Hello, a good friend of mine is arriving with his wife in Dubai towards the end of this month. Her English is a little rusty and so she is looking for some lessons to freshen up and practice for a month or so during July/August.

Would anyone be able to advise whether there may be a decent language school open over the summer or, as I suspect they are closed for the holidays, be able to suggest anyone who may be able to give private lessons?

Any idea as to typical costs?

Many thanks in anticipation.


----------



## Windsweptdragon (Aug 12, 2012)

This may be me being stupid... So apologies in advance if that is the case... 

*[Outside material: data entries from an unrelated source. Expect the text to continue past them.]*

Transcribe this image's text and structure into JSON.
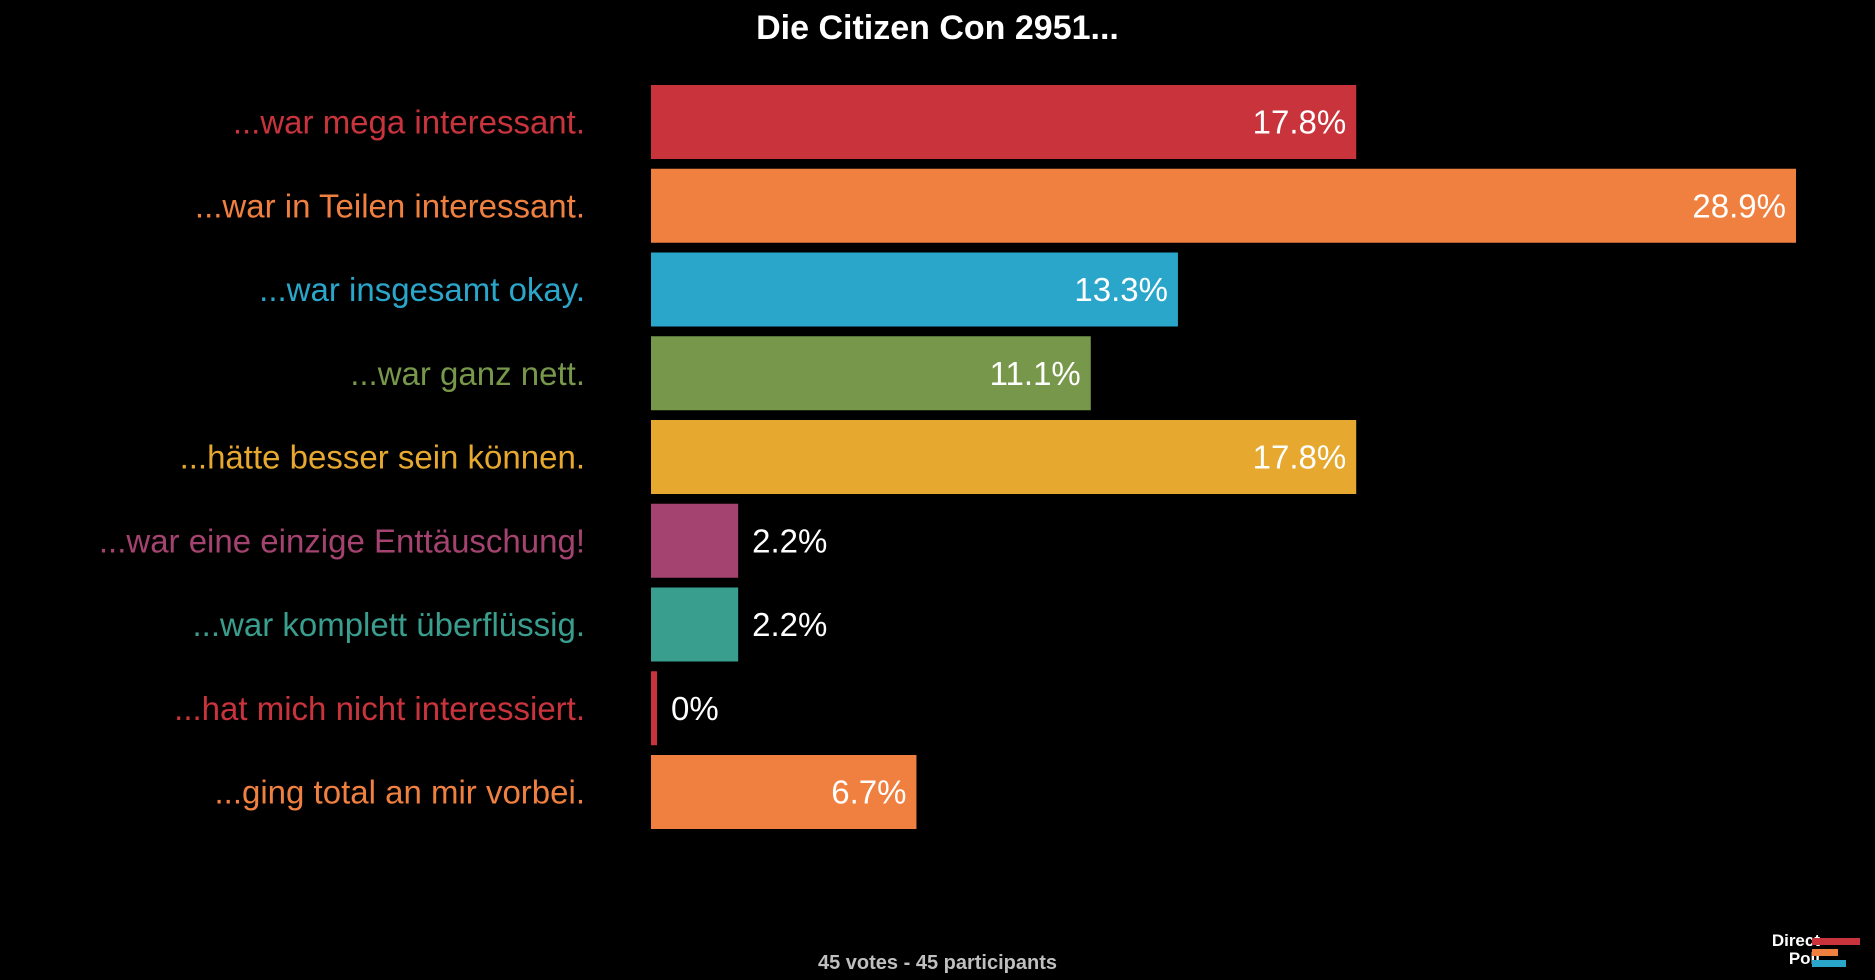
{
  "chart_data": {
    "type": "bar",
    "orientation": "horizontal",
    "title": "Die Citizen Con 2951...",
    "categories": [
      "...war mega interessant.",
      "...war in Teilen interessant.",
      "...war insgesamt okay.",
      "...war ganz nett.",
      "...hätte besser sein können.",
      "...war eine einzige Enttäuschung!",
      "...war komplett überflüssig.",
      "...hat mich nicht interessiert.",
      "...ging total an mir vorbei."
    ],
    "values": [
      17.8,
      28.9,
      13.3,
      11.1,
      17.8,
      2.2,
      2.2,
      0,
      6.7
    ],
    "value_labels": [
      "17.8%",
      "28.9%",
      "13.3%",
      "11.1%",
      "17.8%",
      "2.2%",
      "2.2%",
      "0%",
      "6.7%"
    ],
    "unit": "%",
    "colors": [
      "#c9343c",
      "#f08040",
      "#2ba6cb",
      "#77974a",
      "#e6a82e",
      "#a4436f",
      "#3a9e8f",
      "#c9343c",
      "#f08040"
    ],
    "xlim": [
      0,
      28.9
    ],
    "grid": false,
    "legend": "none"
  },
  "footer": {
    "text": "45 votes - 45 participants"
  },
  "logo": {
    "line1": "Direct",
    "line2": "Poll",
    "colors": [
      "#c9343c",
      "#f08040",
      "#2ba6cb"
    ]
  },
  "colors": {
    "background": "#000000",
    "title": "#ffffff",
    "value_text": "#ffffff",
    "footer_text": "#bfbfbf"
  }
}
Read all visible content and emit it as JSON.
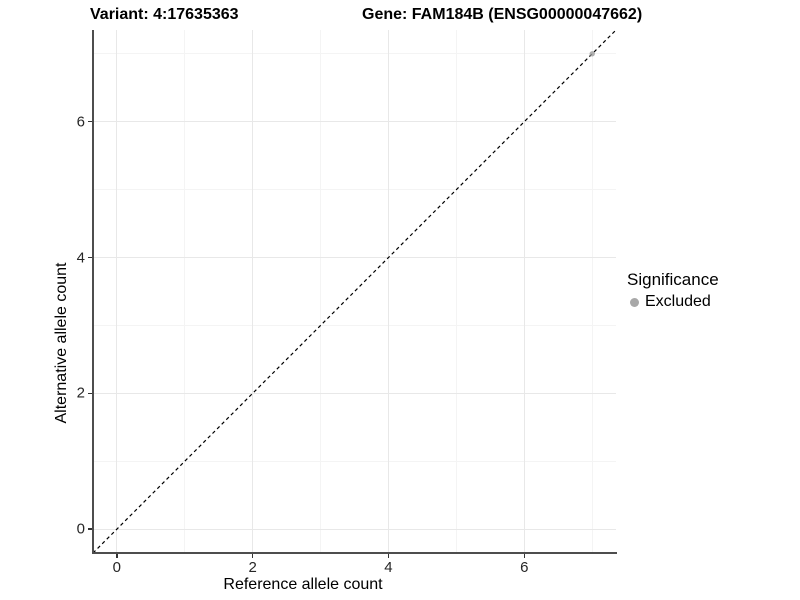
{
  "header": {
    "variant_title": "Variant: 4:17635363",
    "gene_title": "Gene: FAM184B (ENSG00000047662)"
  },
  "chart_data": {
    "type": "scatter",
    "titles": [
      "Variant: 4:17635363",
      "Gene: FAM184B (ENSG00000047662)"
    ],
    "xlabel": "Reference allele count",
    "ylabel": "Alternative allele count",
    "xlim": [
      -0.35,
      7.35
    ],
    "ylim": [
      -0.35,
      7.35
    ],
    "x_major_ticks": [
      0,
      2,
      4,
      6
    ],
    "y_major_ticks": [
      0,
      2,
      4,
      6
    ],
    "x_minor_breaks": [
      1,
      3,
      5,
      7
    ],
    "y_minor_breaks": [
      1,
      3,
      5,
      7
    ],
    "grid": "major+minor",
    "identity_line": {
      "equation": "y = x",
      "style": "dashed",
      "color": "#000000"
    },
    "series": [
      {
        "name": "Excluded",
        "color": "#9c9c9c",
        "points": [
          [
            7,
            7
          ]
        ]
      }
    ],
    "legend": {
      "title": "Significance",
      "position": "right",
      "entries": [
        {
          "label": "Excluded",
          "color": "#a8a8a8"
        }
      ]
    }
  }
}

Wouldn't it be better to state the language(s) she does know so the teacher is able to translate equivalent back to her from English?


----------



## ReggieDXB007 (Mar 10, 2011)

Windsweptdragon said:


> This may be me being stupid... So apologies in advance if that is the case...
> 
> Wouldn't it be better to state the language(s) she does know so the teacher is able to translate equivalent back to her from English?


Sorry, it is Greek, however her English is good enough that this isn't necessary to translate. She simply needs to brush up her English enough to go for a job. In any case I suspect the number of Greek speaking English teachers in Dubai must be few and far between.


----------



## dabby (Jul 7, 2013)

*teacher*



ReggieDXB007 said:


> Hello, a good friend of mine is arriving with his wife in Dubai towards the end of this month. Her English is a little rusty and so she is looking for some lessons to freshen up and practice for a month or so during July/August.
> 
> Would anyone be able to advise whether there may be a decent language school open over the summer or, as I suspect they are closed for the holidays, be able to suggest anyone who may be able to give private lessons?
> 
> ...


you may contact at this number 0562636754..she is a british tutor teaching English language in this country ..may be this would help..


----------



## ReggieDXB007 (Mar 10, 2011)

dabby said:


> you may contact at this number 0562636754..she is a british tutor teaching English language in this country ..may be this would help..


Thanks so much for this - will give it a go


----------



## rsinner (Feb 3, 2009)

Apart from private tutors, Eton (in Knowledge Village) has generally good language courses. This would be more expensive


----------